Hong Kong sees IPO slowdown reversing; eyes international issuers

HONG KONG – Hong Kong has more than a hundred applicants in the pipeline for initial public offerings (IPOs) and is eyeing more companies and investors from markets including the Middle East and Southeast Asia, the chairman of the city’s bourse operator said.

China’s economic slowdown, a sweeping regulatory crackdown that has tightened scrutiny over companies’ fundraising outside mainland China and geopolitical tensions have all resulted in a bleak year for new listings in Hong Kong.

In recent years, anti-government protests, the imposition of a sweeping national security law, and punishing COVID-19 containment measures have also clouded Hong Kong’s status as a premier financial centre.

Public floats by Chinese companies account for most of the IPOs in Hong Kong, one of the top listing venues globally and a major driver of revenue and fee income for the world’s biggest investment banks.
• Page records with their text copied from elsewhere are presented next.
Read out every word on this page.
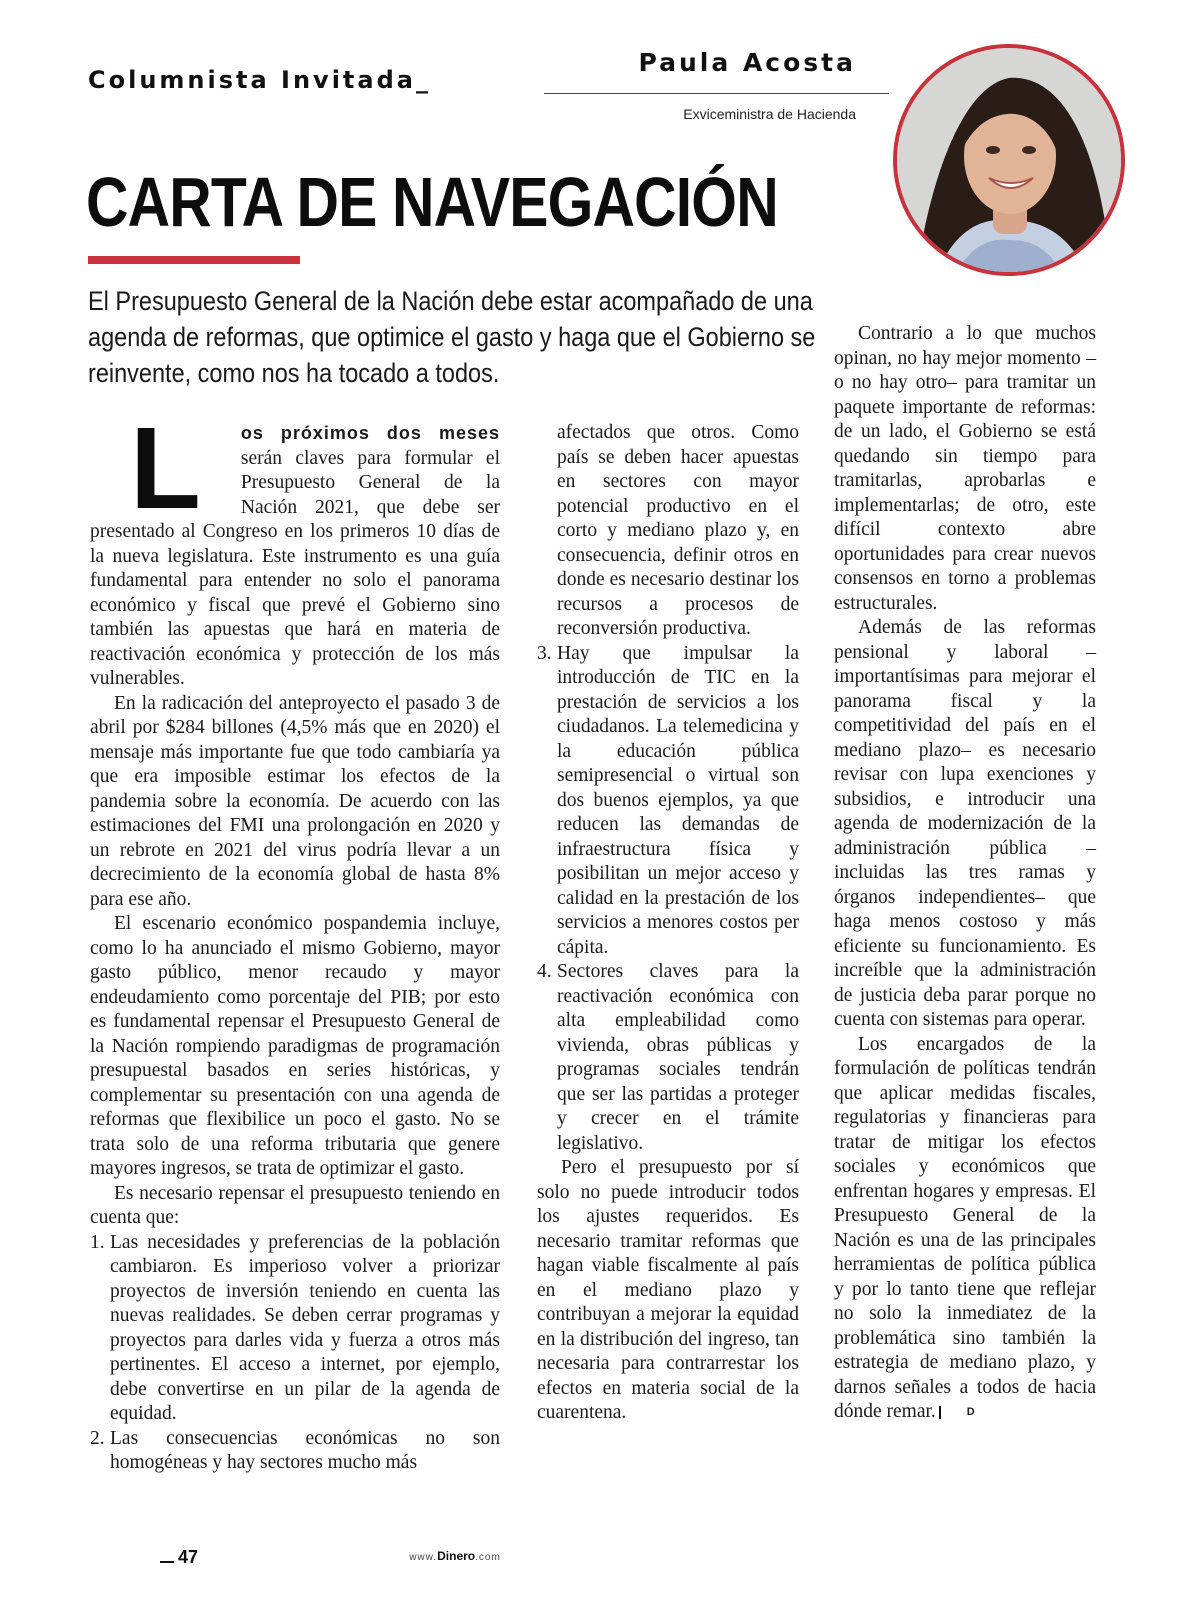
Columnista Invitada_
Paula Acosta
Exviceministra de Hacienda
CARTA DE NAVEGACIÓN

El Presupuesto General de la Nación debe estar acompañado de una agenda de reformas, que optimice el gasto y haga que el Gobierno se reinvente, como nos ha tocado a todos.

L os próximos dos meses serán claves para formular el Presupuesto General de la Nación 2021, que debe ser presentado al Congreso en los primeros 10 días de la nueva legislatura. Este instrumento es una guía fundamental para entender no solo el panorama económico y fiscal que prevé el Gobierno sino también las apuestas que hará en materia de reactivación económica y protección de los más vulnerables.

En la radicación del anteproyecto el pasado 3 de abril por $284 billones (4,5% más que en 2020) el mensaje más importante fue que todo cambiaría ya que era imposible estimar los efectos de la pandemia sobre la economía. De acuerdo con las estimaciones del FMI una prolongación en 2020 y un rebrote en 2021 del virus podría llevar a un decrecimiento de la economía global de hasta 8% para ese año.

El escenario económico pospandemia incluye, como lo ha anunciado el mismo Gobierno, mayor gasto público, menor recaudo y mayor endeudamiento como porcentaje del PIB; por esto es fundamental repensar el Presupuesto General de la Nación rompiendo paradigmas de programación presupuestal basados en series históricas, y complementar su presentación con una agenda de reformas que flexibilice un poco el gasto. No se trata solo de una reforma tributaria que genere mayores ingresos, se trata de optimizar el gasto.

Es necesario repensar el presupuesto teniendo en cuenta que:

1. Las necesidades y preferencias de la población cambiaron. Es imperioso volver a priorizar proyectos de inversión teniendo en cuenta las nuevas realidades. Se deben cerrar programas y proyectos para darles vida y fuerza a otros más pertinentes. El acceso a internet, por ejemplo, debe convertirse en un pilar de la agenda de equidad.
2. Las consecuencias económicas no son homogéneas y hay sectores mucho más
afectados que otros. Como país se deben hacer apuestas en sectores con mayor potencial productivo en el corto y mediano plazo y, en consecuencia, definir otros en donde es necesario destinar los recursos a procesos de reconversión productiva.
3. Hay que impulsar la introducción de TIC en la prestación de servicios a los ciudadanos. La telemedicina y la educación pública semipresencial o virtual son dos buenos ejemplos, ya que reducen las demandas de infraestructura física y posibilitan un mejor acceso y calidad en la prestación de los servicios a menores costos per cápita.
4. Sectores claves para la reactivación económica con alta empleabilidad como vivienda, obras públicas y programas sociales tendrán que ser las partidas a proteger y crecer en el trámite legislativo.

Pero el presupuesto por sí solo no puede introducir todos los ajustes requeridos. Es necesario tramitar reformas que hagan viable fiscalmente al país en el mediano plazo y contribuyan a mejorar la equidad en la distribución del ingreso, tan necesaria para contrarrestar los efectos en materia social de la cuarentena.

Contrario a lo que muchos opinan, no hay mejor momento –o no hay otro– para tramitar un paquete importante de reformas: de un lado, el Gobierno se está quedando sin tiempo para tramitarlas, aprobarlas e implementarlas; de otro, este difícil contexto abre oportunidades para crear nuevos consensos en torno a problemas estructurales.

Además de las reformas pensional y laboral –importantísimas para mejorar el panorama fiscal y la competitividad del país en el mediano plazo– es necesario revisar con lupa exenciones y subsidios, e introducir una agenda de modernización de la administración pública –incluidas las tres ramas y órganos independientes– que haga menos costoso y más eficiente su funcionamiento. Es increíble que la administración de justicia deba parar porque no cuenta con sistemas para operar.

Los encargados de la formulación de políticas tendrán que aplicar medidas fiscales, regulatorias y financieras para tratar de mitigar los efectos sociales y económicos que enfrentan hogares y empresas. El Presupuesto General de la Nación es una de las principales herramientas de política pública y por lo tanto tiene que reflejar no solo la inmediatez de la problemática sino también la estrategia de mediano plazo, y darnos señales a todos de hacia dónde remar.	D

47	www.Dinero.com
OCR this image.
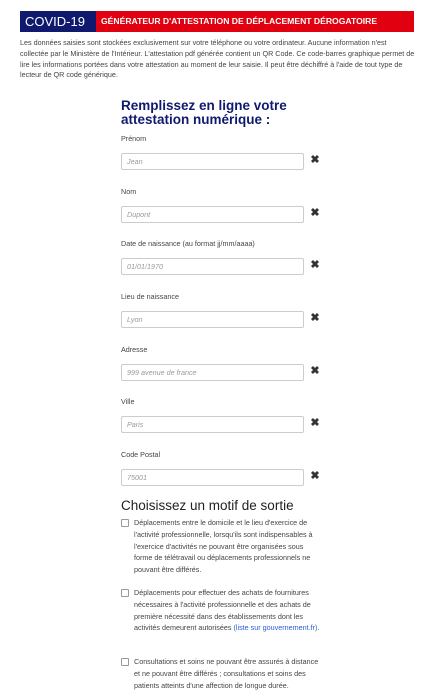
COVID-19	GÉNÉRATEUR D'ATTESTATION DE DÉPLACEMENT DÉROGATOIRE

Les données saisies sont stockées exclusivement sur votre téléphone ou votre ordinateur. Aucune information n'est collectée par le Ministère de l'Intérieur. L'attestation pdf générée contient un QR Code. Ce code-barres graphique permet de lire les informations portées dans votre attestation au moment de leur saisie. Il peut être déchiffré à l'aide de tout type de lecteur de QR code générique.

Remplissez en ligne votre attestation numérique :
Prénom
Jean
✖
Nom
Dupont
✖
Date de naissance (au format jj/mm/aaaa)
01/01/1970
✖
Lieu de naissance
Lyon
✖
Adresse
999 avenue de france
✖
Ville
Paris
✖
Code Postal
75001
✖
Choisissez un motif de sortie
Déplacements entre le domicile et le lieu d'exercice de l'activité professionnelle, lorsqu'ils sont indispensables à l'exercice d'activités ne pouvant être organisées sous forme de télétravail ou déplacements professionnels ne pouvant être différés.
Déplacements pour effectuer des achats de fournitures nécessaires à l'activité professionnelle et des achats de première nécessité dans des établissements dont les activités demeurent autorisées (liste sur gouvernement.fr).
Consultations et soins ne pouvant être assurés à distance et ne pouvant être différés ; consultations et soins des patients atteints d'une affection de longue durée.
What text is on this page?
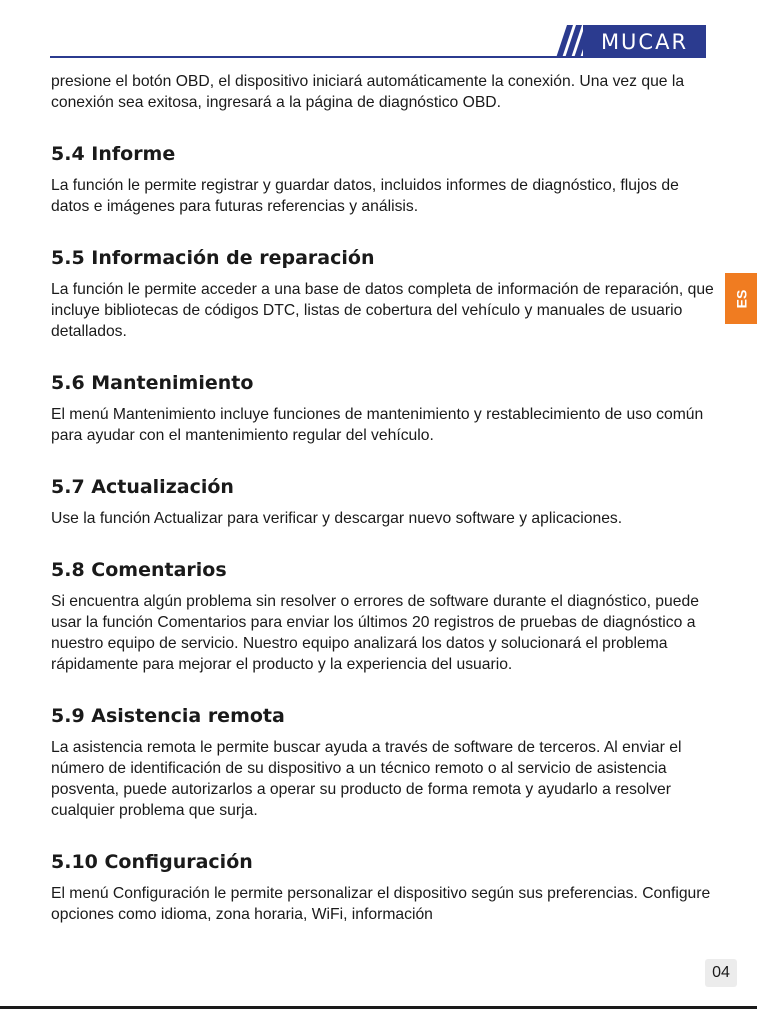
MUCAR
ES

presione el botón OBD, el dispositivo iniciará automáticamente la conexión. Una vez que la conexión sea exitosa, ingresará a la página de diagnóstico OBD.

5.4 Informe

La función le permite registrar y guardar datos, incluidos informes de diagnóstico, flujos de datos e imágenes para futuras referencias y análisis.

5.5 Información de reparación

La función le permite acceder a una base de datos completa de información de reparación, que incluye bibliotecas de códigos DTC, listas de cobertura del vehículo y manuales de usuario detallados.

5.6 Mantenimiento

El menú Mantenimiento incluye funciones de mantenimiento y restablecimiento de uso común para ayudar con el mantenimiento regular del vehículo.

5.7 Actualización

Use la función Actualizar para verificar y descargar nuevo software y aplicaciones.

5.8 Comentarios

Si encuentra algún problema sin resolver o errores de software durante el diagnóstico, puede usar la función Comentarios para enviar los últimos 20 registros de pruebas de diagnóstico a nuestro equipo de servicio. Nuestro equipo analizará los datos y solucionará el problema rápidamente para mejorar el producto y la experiencia del usuario.

5.9 Asistencia remota

La asistencia remota le permite buscar ayuda a través de software de terceros. Al enviar el número de identificación de su dispositivo a un técnico remoto o al servicio de asistencia posventa, puede autorizarlos a operar su producto de forma remota y ayudarlo a resolver cualquier problema que surja.

5.10 Configuración

El menú Configuración le permite personalizar el dispositivo según sus preferencias. Configure opciones como idioma, zona horaria, WiFi, información

04
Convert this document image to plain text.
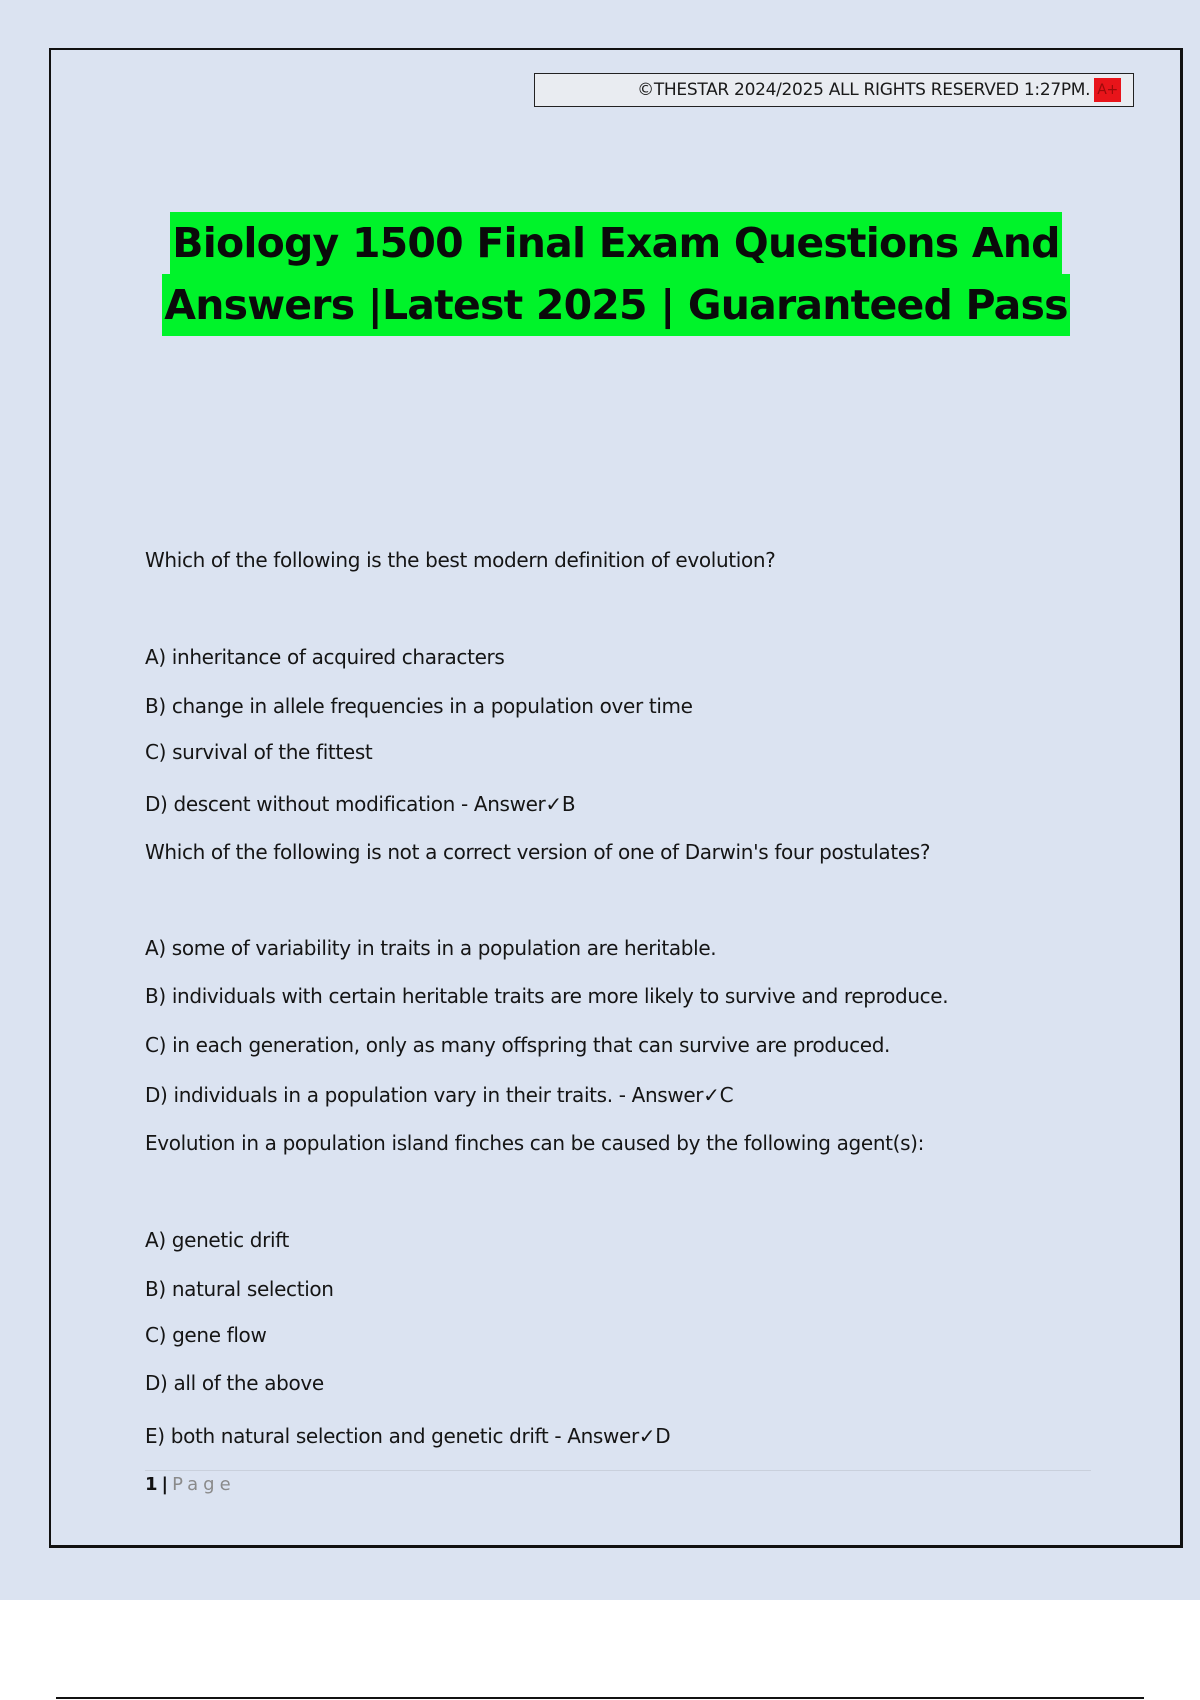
©THESTAR 2024/2025 ALL RIGHTS RESERVED 1:27PM. A+
Biology 1500 Final Exam Questions And
Answers |Latest 2025 | Guaranteed Pass
Which of the following is the best modern definition of evolution?
A) inheritance of acquired characters
B) change in allele frequencies in a population over time
C) survival of the fittest
D) descent without modification - Answer✓B
Which of the following is not a correct version of one of Darwin's four postulates?
A) some of variability in traits in a population are heritable.
B) individuals with certain heritable traits are more likely to survive and reproduce.
C) in each generation, only as many offspring that can survive are produced.
D) individuals in a population vary in their traits. - Answer✓C
Evolution in a population island finches can be caused by the following agent(s):
A) genetic drift
B) natural selection
C) gene flow
D) all of the above
E) both natural selection and genetic drift - Answer✓D
1 | Page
Roughly $6 billion has been raised via 50 IPOs so far this year in the Asian financial hub, Refinitiv data shows, down sharply from more than $25 billion in 2021. The bourse is on course to see its lowest IPO proceeds in a decade.

“I am quite confident that the IPO market activity will return very quickly in the new year,” Hong Kong Exchanges and Clearing Ltd (HKEX) Chairman Laura Cha said in an interview at  the  Reuters NEXT conference.

“Currently, we have over a hundred companies in the pipeline. Many of them are waiting for the market sentiment to improve so that their valuations could be better when they come to the market,” she said.

While Cha expects Chinese companies, mostly those from the new economy sector, to revive their capital raising plans in Hong Kong, HKEX is also looking to attract others from elsewhere to burnish its credentials as an international platform.

On the radar are prospective investors and issuers from the Middle East and Southeast Asia.

“We are trying to broaden our international footprint in terms of the products that we are offering,” she said. “In other words, we will make ourselves much more diversified (with) many more international companies and that will be our strategy.”

International investors account for about 42% of investments in Hong Kong’s equity market, and that share is “a lot higher” in the derivatives market, Cha said. “So, we are already international in nature, but we will continue to expand that.”

Years of strict COVID restrictions have also badly hit Hong Kong’s economy, but the city has lifted most of its curbs in the last couple of months.

“With COVID restrictions being removed, almost completely now, and the financial markets also performing well, I think we will be able to continue to attract new talents into Hong Kong,” Cha said.

“So for us, there was, like the rest of Hong Kong, a higher attrition rate about 12 months ago, and that has come down now.”